Major limitations of our study are the use of a non-ALS-specific neuropsychological protocol and the recruitment of a small sample size of ALS patients. Specifically, apathy assessment by the subscale of FrSBe, albeit often adopted for ALS patients [4, 36, 57], may be confounded by the presence of motor and bulbar symptoms. Future investigations using ALS-specific neuropsychological protocols, as well as the DAS, to evaluate the multidimensional nature of apathy, should be performed. Moreover, we did not perform a multimodal neuroimaging analysis to combine (and investigate both) WM and grey matter (GM) correlates of apathy. However, when using available T1 MRI data in a standard voxel-based morphometry (VBM) as described previously [60] (data not shown), we did not detect clusters of significant GM atrophy in ALS patients, likely due to the small sample size. Nonetheless, a voxel-wise meta-analysis of 29 VMB studies involving several cohorts of ALS patients revealed that clusters of GM atrophy were mainly located in the right precentral gyrus, the left rolandic operculum, the left lenticular nucleus, and the right anterior cingulate/paracingulate gyri [84], confirming the multisystem nature of ALS, involving extra-motor areas besides the motor system. Of note, multimodal structural approaches, combining both DTI and voxel- or surface-based morphometry measures, have been shown to be more sensitive than each modality separately in the individual ALS patient classification [85, 86], thereby overcoming potential limitations related to each technique for diagnostic purposes.

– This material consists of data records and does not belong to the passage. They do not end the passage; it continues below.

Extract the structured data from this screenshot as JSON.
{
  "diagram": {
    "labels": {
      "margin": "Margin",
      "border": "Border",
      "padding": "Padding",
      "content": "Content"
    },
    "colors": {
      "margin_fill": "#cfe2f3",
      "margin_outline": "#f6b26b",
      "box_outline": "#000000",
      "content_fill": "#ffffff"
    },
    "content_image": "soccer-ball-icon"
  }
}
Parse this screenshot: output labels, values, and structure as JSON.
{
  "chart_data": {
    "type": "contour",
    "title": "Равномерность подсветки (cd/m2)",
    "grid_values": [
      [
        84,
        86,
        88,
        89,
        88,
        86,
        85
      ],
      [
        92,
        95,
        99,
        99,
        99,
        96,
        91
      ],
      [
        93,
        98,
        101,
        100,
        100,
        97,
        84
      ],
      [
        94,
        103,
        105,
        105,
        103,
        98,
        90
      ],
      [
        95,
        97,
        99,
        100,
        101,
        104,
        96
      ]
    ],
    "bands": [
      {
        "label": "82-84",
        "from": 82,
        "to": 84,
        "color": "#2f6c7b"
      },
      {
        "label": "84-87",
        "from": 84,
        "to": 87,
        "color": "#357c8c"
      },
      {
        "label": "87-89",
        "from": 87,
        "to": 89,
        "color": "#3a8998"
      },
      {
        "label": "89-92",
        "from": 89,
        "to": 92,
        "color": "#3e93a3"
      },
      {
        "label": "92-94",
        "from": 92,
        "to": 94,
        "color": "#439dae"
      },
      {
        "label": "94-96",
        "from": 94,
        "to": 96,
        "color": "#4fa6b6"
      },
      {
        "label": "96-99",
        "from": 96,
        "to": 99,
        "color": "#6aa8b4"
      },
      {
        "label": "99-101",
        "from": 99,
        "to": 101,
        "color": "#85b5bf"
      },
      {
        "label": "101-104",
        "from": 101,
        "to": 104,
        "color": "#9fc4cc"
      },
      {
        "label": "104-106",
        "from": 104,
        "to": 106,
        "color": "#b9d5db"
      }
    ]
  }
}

In conclusion, we identified widespread microstructural correlates of apathy in early stages of ALS. These correlates involve the cingulum bundle and further extend over frontotemporal WM areas. The early involvement of nonmotor areas highlights the multisystem nature of ALS already at the early stages of the disease. Thus, more accurate protocols for the multidimensional assessment of apathy should be implemented routinely in the clinical management of ALS patients. This could help to identify early apathy in ALS, to plan tailored therapeutic interventions, and to improve patients' and caregivers' quality of life.